The evidence is also that the idea of the gift came from Mrs Wedge. That was the evidence of both the Defendant and his wife. In a case such as this, I have to treat their evidence with obvious caution, but I regard them as witnesses whose evidence I can accept.
There is also evidence of a motive or explanation for the gift. Mrs Wedge was by 1993 aware of the money advanced by the Defendant to the Claimant and Mrs De Wind’s failure to repay it. It was said that Mrs Wedge did not have the whole story and that the money was an investment in a business in which the Claimant also suffered financial loss. As already explained, I do not accept that it was an investment as opposed to a loan but the fact is that Mrs De Wind chose to inflict her own financial difficulties on her entire family which on the evidence has caused a sense of bitterness and resentment amongst many of them. It seems that Mrs Wedge regarded the financial losses suffered by the Defendant as justifying the gift to him of the proceeds of sale of the Property. That was a decision which she made (whether rightly or wrongly) which was occasioned by an outside event and provides an explanation for her actions independently of the alleged influence of her son.

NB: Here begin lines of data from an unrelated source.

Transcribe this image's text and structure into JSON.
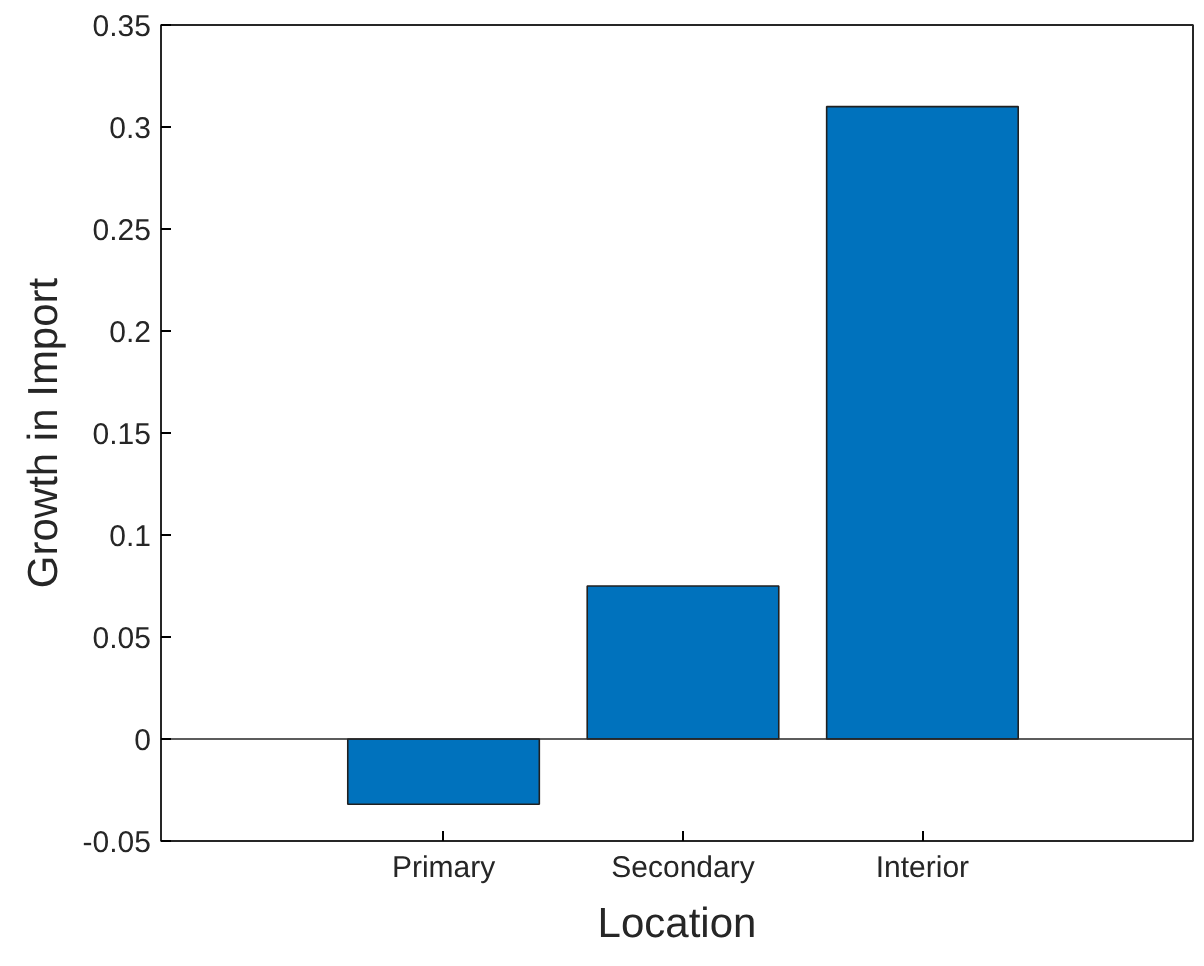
{
  "chart_data": {
    "type": "bar",
    "xlabel": "Location",
    "ylabel": "Growth in Import",
    "categories": [
      "Primary",
      "Secondary",
      "Interior"
    ],
    "values": [
      -0.032,
      0.075,
      0.31
    ],
    "color": "#0072bd",
    "ylim": [
      -0.05,
      0.35
    ],
    "yticks": [
      -0.05,
      0,
      0.05,
      0.1,
      0.15,
      0.2,
      0.25,
      0.3,
      0.35
    ],
    "ref_lines": [
      {
        "axis": "y",
        "value": 0,
        "color": "#262626"
      }
    ]
  }
}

Even taking into account the factors relied upon by Miss Temple, I am not satisfied in this case that undue influence on the part of the Defendant has been established as the cause of the gift. This is not a case in which the Court has to assess the probability of undue influence simply on the basis of a bare outline of the nature of the transaction and the type of relationship which subsisted between mother and son. I have heard detailed evidence from the parties and other witnesses as to the sort of person Mrs Wedge was, her circumstances and feelings at the time of the gift and her conduct thereafter. There is in fact no positive evidence that she was under the influence of her son and the explanation for the payment given by the Claimant is one which I have rejected. I am satisfied on the basis of the evidence I have had including that of the Defendant and his wife that Mrs Wedge decided of her own volition to make a gift of the proceeds of sale to the Defendant and that she did not make this decision as a result of any influence or persuasion which he brought to bear. Her decision to give him the money was a response to the financial position brought about by his loan to the Claimant and her genuine concerns about the Claimant’s borrowings was of course on my findings a product of the concern which she naturally had for the wellbeing of her son. But that is not undue influence.
Conclusion
For these reasons the action will be dismissed.